Audio document and annotation hierarchy#

Documents#

AudioDocument relies on AudioAnnotationContainer, a subclass of AnnotationContainer, to manage the annotations.

For more details about the common interfaces provided by the core components, please refer to Document.

Annotations#

For the audio modality, AudioDocument can only contain Segment.

Spans#

Similarly to text spans, audio annotations have an audio span pointing to the part of the audio document that is annotated. Contrary to text annotations, multiple discontinuous spans are not supported.

Important

An audio annotation can only have 1 continuous span, and there is no concept of “modified spans”.

For more details about public APIs, please refer to medkit.core.audio.span.

Audio Buffer#

Access to the actual waveform data is handled through AudioBuffer instances.

The same way text annotations store the text they refer to in their text property, audio annotations store the portion of the audio signal they refer to in an audio property holding an AudioBuffer.

The contents of an AudioBuffer might be different from the initial raw signal if it has been preprocessed. If the signal is identical to the initial raw signal, then a FileAudioBuffer can be used (with appropriate start and end boundaries).

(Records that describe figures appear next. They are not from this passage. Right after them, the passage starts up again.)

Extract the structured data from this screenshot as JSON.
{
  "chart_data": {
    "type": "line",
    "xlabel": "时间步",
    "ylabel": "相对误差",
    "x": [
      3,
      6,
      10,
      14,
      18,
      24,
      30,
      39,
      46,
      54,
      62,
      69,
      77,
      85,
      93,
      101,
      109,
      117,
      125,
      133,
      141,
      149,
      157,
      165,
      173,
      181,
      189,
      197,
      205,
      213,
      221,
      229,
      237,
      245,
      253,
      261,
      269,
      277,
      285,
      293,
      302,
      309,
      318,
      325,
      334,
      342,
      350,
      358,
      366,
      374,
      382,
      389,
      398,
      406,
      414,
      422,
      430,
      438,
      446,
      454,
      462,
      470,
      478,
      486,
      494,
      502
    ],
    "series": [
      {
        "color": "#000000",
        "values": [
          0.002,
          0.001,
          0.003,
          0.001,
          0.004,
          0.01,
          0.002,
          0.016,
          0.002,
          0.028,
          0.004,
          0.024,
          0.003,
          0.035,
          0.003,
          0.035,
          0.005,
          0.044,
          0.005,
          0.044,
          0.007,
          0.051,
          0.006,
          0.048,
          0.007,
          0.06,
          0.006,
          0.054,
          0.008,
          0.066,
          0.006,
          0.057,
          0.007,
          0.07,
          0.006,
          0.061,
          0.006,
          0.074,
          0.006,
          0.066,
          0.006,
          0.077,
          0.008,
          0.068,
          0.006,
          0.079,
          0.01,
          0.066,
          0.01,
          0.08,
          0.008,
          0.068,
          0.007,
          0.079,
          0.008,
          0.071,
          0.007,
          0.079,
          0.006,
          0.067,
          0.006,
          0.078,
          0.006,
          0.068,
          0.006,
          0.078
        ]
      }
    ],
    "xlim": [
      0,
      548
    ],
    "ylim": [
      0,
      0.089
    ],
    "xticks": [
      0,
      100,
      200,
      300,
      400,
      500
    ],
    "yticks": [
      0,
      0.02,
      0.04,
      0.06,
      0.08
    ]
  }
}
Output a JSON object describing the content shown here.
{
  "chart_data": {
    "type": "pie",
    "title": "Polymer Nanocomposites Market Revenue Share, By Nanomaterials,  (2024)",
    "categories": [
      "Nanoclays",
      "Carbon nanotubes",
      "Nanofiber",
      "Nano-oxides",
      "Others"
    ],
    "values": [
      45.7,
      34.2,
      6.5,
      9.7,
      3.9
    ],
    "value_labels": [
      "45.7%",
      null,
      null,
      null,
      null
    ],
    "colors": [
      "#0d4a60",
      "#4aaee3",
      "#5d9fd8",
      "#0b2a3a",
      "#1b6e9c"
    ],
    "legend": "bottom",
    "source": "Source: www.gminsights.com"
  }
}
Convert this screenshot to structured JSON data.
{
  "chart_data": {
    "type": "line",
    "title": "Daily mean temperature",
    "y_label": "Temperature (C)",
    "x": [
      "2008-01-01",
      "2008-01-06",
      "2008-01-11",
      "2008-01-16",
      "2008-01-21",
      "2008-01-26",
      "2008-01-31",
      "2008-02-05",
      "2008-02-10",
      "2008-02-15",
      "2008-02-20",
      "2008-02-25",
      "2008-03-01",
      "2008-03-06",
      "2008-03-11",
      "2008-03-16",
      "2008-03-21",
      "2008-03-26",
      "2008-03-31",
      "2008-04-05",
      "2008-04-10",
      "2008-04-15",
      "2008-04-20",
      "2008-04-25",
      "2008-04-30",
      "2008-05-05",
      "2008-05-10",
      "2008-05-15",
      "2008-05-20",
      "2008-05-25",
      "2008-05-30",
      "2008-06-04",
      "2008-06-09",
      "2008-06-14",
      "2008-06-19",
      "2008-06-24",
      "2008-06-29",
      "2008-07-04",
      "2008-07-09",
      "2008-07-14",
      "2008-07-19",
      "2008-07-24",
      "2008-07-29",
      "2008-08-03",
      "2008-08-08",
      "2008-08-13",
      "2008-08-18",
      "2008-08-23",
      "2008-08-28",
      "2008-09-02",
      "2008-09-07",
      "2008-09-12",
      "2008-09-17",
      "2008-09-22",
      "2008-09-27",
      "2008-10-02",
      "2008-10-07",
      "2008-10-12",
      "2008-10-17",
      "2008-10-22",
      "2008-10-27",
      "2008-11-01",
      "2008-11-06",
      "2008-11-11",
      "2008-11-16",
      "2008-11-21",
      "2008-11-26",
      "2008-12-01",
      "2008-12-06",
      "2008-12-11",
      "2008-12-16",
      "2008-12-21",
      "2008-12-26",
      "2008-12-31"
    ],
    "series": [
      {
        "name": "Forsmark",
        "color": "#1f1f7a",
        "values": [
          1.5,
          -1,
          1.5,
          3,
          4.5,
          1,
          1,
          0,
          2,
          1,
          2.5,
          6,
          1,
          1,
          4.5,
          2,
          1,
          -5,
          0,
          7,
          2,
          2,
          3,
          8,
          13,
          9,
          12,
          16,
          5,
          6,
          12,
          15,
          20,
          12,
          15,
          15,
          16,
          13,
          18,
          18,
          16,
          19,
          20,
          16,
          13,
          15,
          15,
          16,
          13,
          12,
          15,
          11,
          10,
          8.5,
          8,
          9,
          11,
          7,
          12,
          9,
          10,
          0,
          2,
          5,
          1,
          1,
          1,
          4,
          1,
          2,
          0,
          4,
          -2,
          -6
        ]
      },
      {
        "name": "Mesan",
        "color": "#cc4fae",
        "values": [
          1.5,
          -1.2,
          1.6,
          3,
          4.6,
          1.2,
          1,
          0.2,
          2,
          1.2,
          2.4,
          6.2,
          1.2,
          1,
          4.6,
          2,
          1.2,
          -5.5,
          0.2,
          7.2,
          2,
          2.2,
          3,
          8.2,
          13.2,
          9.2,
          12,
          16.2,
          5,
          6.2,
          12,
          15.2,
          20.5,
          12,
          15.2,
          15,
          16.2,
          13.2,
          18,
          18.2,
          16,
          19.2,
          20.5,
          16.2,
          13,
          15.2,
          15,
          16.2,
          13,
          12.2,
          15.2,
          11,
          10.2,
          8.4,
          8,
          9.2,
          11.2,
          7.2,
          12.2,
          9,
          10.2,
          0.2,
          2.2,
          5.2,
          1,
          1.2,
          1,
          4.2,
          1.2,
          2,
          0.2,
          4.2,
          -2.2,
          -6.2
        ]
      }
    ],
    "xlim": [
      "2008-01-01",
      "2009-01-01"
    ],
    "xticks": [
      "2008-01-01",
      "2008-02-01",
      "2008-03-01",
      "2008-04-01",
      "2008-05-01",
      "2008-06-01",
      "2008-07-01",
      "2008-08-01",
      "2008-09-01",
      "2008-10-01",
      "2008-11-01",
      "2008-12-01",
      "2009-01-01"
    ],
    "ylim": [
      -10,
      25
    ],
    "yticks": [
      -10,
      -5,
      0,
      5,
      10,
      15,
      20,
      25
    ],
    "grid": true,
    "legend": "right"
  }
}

Otherwise, a MemoryAudioBuffer has to be used, as there is no corresponding audio file containing the signal.

Creating a new AudioBuffer containing a portion of a pre-existing buffer is done through the trim() method.

For more details about public APIs, please refer to medkit.core.audio.audio_buffer.

Operations#

Abstract subclasses of Operation have been defined for audio to ease the development of audio operations according to run operations.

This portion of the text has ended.